Image from usatoday.com

“Well, I got a call from God the other day… not so much a call as a… he spoke to me and he said we needed to schedule a meeting and I said…you know, we’re both busy men… me with all the fake witch-hunts and the election and you with all the… God things… and anyway he was insistent that we needed to talk and so I squeezed him in and we met and He thanked me and I said, ‘So what can I do for you?’

“Well, He’s very old you know, he’s even older than Sleepy Joe Biden… I know, I know, that’s hard to believe, but unlike Sleepy Joe, God’s still loves America and wants to do what’s right… So I asked him what He needed to speak to me about… We don’t waste time, we get down to business and get things done…

“So God said to me that He was getting tired and that He’d probably need someone to take over in the next few years… I could see where this was heading, so I cut him off and… And said that I’d be pleased to help Him out because that’s the sort of thing that… but… I did wonder… so I said, ‘What about the kid?

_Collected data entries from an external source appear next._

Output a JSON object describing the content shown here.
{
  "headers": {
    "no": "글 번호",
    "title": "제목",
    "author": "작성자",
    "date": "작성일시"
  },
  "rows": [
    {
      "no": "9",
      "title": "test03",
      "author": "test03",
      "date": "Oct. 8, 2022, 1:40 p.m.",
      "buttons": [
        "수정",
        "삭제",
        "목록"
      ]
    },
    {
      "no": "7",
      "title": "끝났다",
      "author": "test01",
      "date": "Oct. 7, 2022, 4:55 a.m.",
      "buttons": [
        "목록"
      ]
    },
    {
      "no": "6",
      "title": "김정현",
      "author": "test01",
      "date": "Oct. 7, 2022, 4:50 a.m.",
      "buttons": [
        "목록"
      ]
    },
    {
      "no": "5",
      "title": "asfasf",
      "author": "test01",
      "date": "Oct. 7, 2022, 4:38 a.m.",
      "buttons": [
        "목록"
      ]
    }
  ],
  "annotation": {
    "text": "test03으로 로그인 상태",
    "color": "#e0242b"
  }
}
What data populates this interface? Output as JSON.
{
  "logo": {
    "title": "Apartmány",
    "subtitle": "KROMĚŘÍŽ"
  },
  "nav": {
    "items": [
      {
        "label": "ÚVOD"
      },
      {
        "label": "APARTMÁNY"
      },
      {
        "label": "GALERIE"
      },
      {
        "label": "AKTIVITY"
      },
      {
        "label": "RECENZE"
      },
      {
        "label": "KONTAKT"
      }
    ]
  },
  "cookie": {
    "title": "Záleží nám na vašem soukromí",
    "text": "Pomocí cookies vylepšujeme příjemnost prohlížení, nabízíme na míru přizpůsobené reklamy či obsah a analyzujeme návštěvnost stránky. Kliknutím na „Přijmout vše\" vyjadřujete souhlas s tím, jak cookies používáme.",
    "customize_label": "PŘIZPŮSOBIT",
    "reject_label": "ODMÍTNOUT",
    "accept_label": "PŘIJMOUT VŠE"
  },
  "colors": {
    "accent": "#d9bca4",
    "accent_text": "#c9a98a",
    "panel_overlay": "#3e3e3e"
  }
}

I mean I always thought that he’d be… you know… that you’d be… you know, handing over the reins to him…’

“And God said, “Let me stop you right there.”

“And I said, “Nobody stops me…”

“And then we both laughed and laughed because… well, I don’t know… but it’s true… a lot of people said ‘They’ll try and stop you, Mr President’ and I tell them I know that they stopped counting the votes and… where was that… we were in front and they stopped counting the votes and just declared Biden the winner… Mm, oh we were behind when they did that… They claimed that Biden had won that state and they stopped counting because they couldn’t find any more votes, but I’ll bet they could have found some if Sleepy Joe had asked them…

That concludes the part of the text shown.